FinFind recently released its inaugural “Access to Finance” report for South African entrepreneurs and it provides some important insights into the state of small business lending in South Africa.
While there is quite a lot of focus on the types of funding available to entrepreneurs – or lack thereof in some cases – I believe the slide below is arguably the most important starting point for entrepreneurs.
What that slide shows is the documentation required to apply for funding.
These are some of the key takeaways:
- You WILL require collateral:Starting from the bottom, 30% will require either surety or collateral before they look at your funding application. There are very few examples of institutions who are going to offer risk free capital, particularly if you are running an early stage business. For context, look at this story from Business Partners which points out that despite the founder being financially independent and representing an international license in South Africa, the pre-revenue business had to give up 35% of its shareholding.
- Credit checks:We’ve previously pointed out (https://www.decusatio.co.za/our-views/the-importance-of-personal-credit-scores-for-entrepreneurs/) that if you are going to apply for funding, you need to get your personal credit profile in check.
- Structure:If you continue up the list, you will clearly see the need for some kind of trading history and forecasts on your earnings. A business plan is nice to have but regular cash flow in and out of your bank account plus some level of audited financial statements will give you increased credibility with a lender. If you turn this around, try and get any kind of credit facility from your bank when you open a new business account: You will told that you need to trade for a year before they will look at granting credit. In contrast try and apply for the same credit in your personal capacity – it’s much easier for the bank because they can interrogate your bank account statement and match it up to a credit score.
Getting your financial function right:
Too often entrepreneurs stumble when it comes to fundraising because they don’t have a financial function in place. The common argument is that financial or legal skills are “too expensive”.
We receive a number of applications for finance from entrepreneurs who are looking to raise capital but when we ask for key supporting documentation, the regular answer is that they don’t have this documentation on hand.
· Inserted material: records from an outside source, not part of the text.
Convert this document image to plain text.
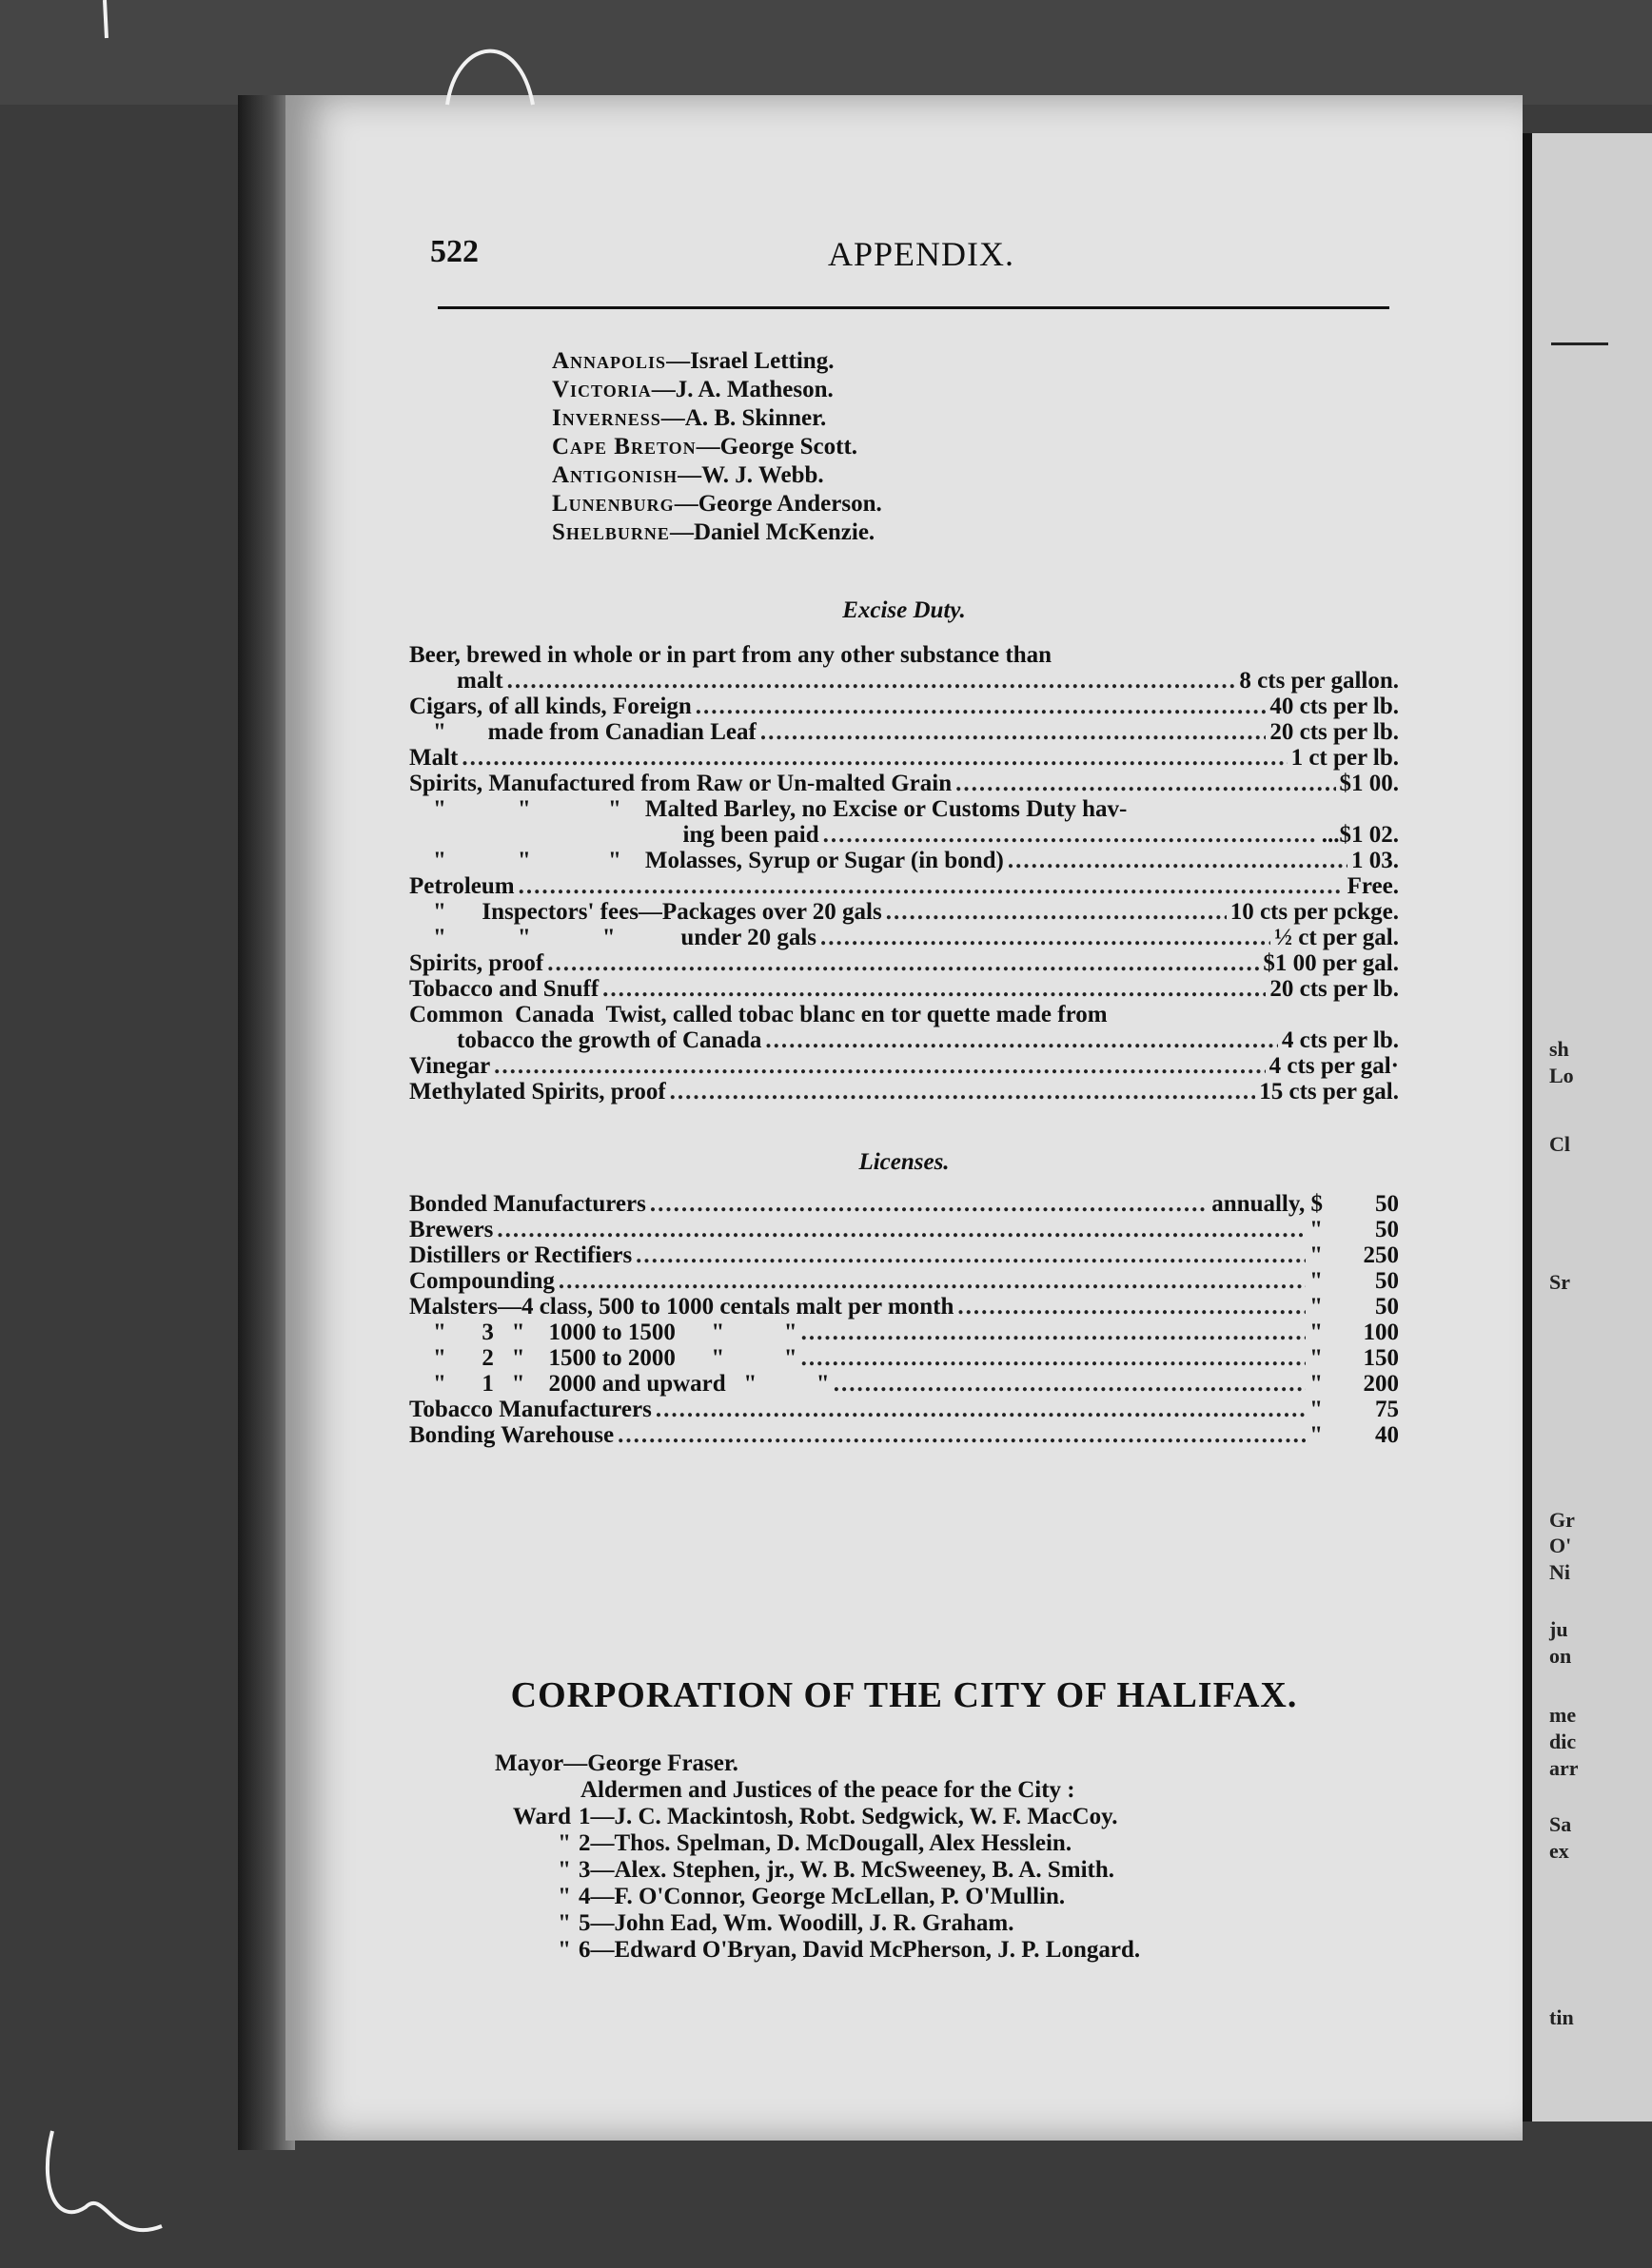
sh
Lo
Cl
Sr
Gr
O'
Ni
ju
on
me
dic
arr
Sa
ex
tin
522	APPENDIX.
Annapolis—Israel Letting.
Victoria—J. A. Matheson.
Inverness—A. B. Skinner.
Cape Breton—George Scott.
Antigonish—W. J. Webb.
Lunenburg—George Anderson.
Shelburne—Daniel McKenzie.
Excise Duty.
Beer, brewed in whole or in part from any other substance than
malt .....	8 cts per gallon.
Cigars, of all kinds, Foreign .....	40 cts per lb.
"       made from Canadian Leaf .....	20 cts per lb.
Malt .....	1 ct per lb.
Spirits, Manufactured from Raw or Un-malted Grain .....	$1 00.
"            "             "    Malted Barley, no Excise or Customs Duty hav-
ing been paid .....	...$1 02.
"            "             "    Molasses, Syrup or Sugar (in bond) .....	1 03.
Petroleum .....	Free.
"      Inspectors' fees—Packages over 20 gals .....	10 cts per pckge.
"            "            "           under 20 gals .....	½ ct per gal.
Spirits, proof .....	$1 00 per gal.
Tobacco and Snuff .....	20 cts per lb.
Common  Canada  Twist, called tobac blanc en tor quette made from
tobacco the growth of Canada .....	4 cts per lb.
Vinegar .....	4 cts per gal·
Methylated Spirits, proof .....	15 cts per gal.
Licenses.
Bonded Manufacturers .....	annually, $	50
Brewers .....	"	50
Distillers or Rectifiers .....	"	250
Compounding .....	"	50
Malsters—4 class, 500 to 1000 centals malt per month .....	"	50
"      3   "    1000 to 1500      "          " .....	"	100
"      2   "    1500 to 2000      "          " .....	"	150
"      1   "    2000 and upward   "          " .....	"	200
Tobacco Manufacturers .....	"	75
Bonding Warehouse .....	"	40
CORPORATION OF THE CITY OF HALIFAX.
Mayor—George Fraser.
Aldermen and Justices of the peace for the City :
Ward 1—J. C. Mackintosh, Robt. Sedgwick, W. F. MacCoy.
" 2—Thos. Spelman, D. McDougall, Alex Hesslein.
" 3—Alex. Stephen, jr., W. B. McSweeney, B. A. Smith.
" 4—F. O'Connor, George McLellan, P. O'Mullin.
" 5—John Ead, Wm. Woodill, J. R. Graham.
" 6—Edward O'Bryan, David McPherson, J. P. Longard.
If the argument is that you need to raise R1m to pay R10 000 for finance or legal skills, then you are perhaps approaching the problem wrong. There has been a significant increase in the number of “Part-Time” or “On-Demand” Financial Director (FD) offerings which can be of huge benefit to entrepreneurs who don’t have specialist finance skills on their team and instead of opting to “go-it-alone”, entrepreneurs should look to build a supporting team to get them access to finance.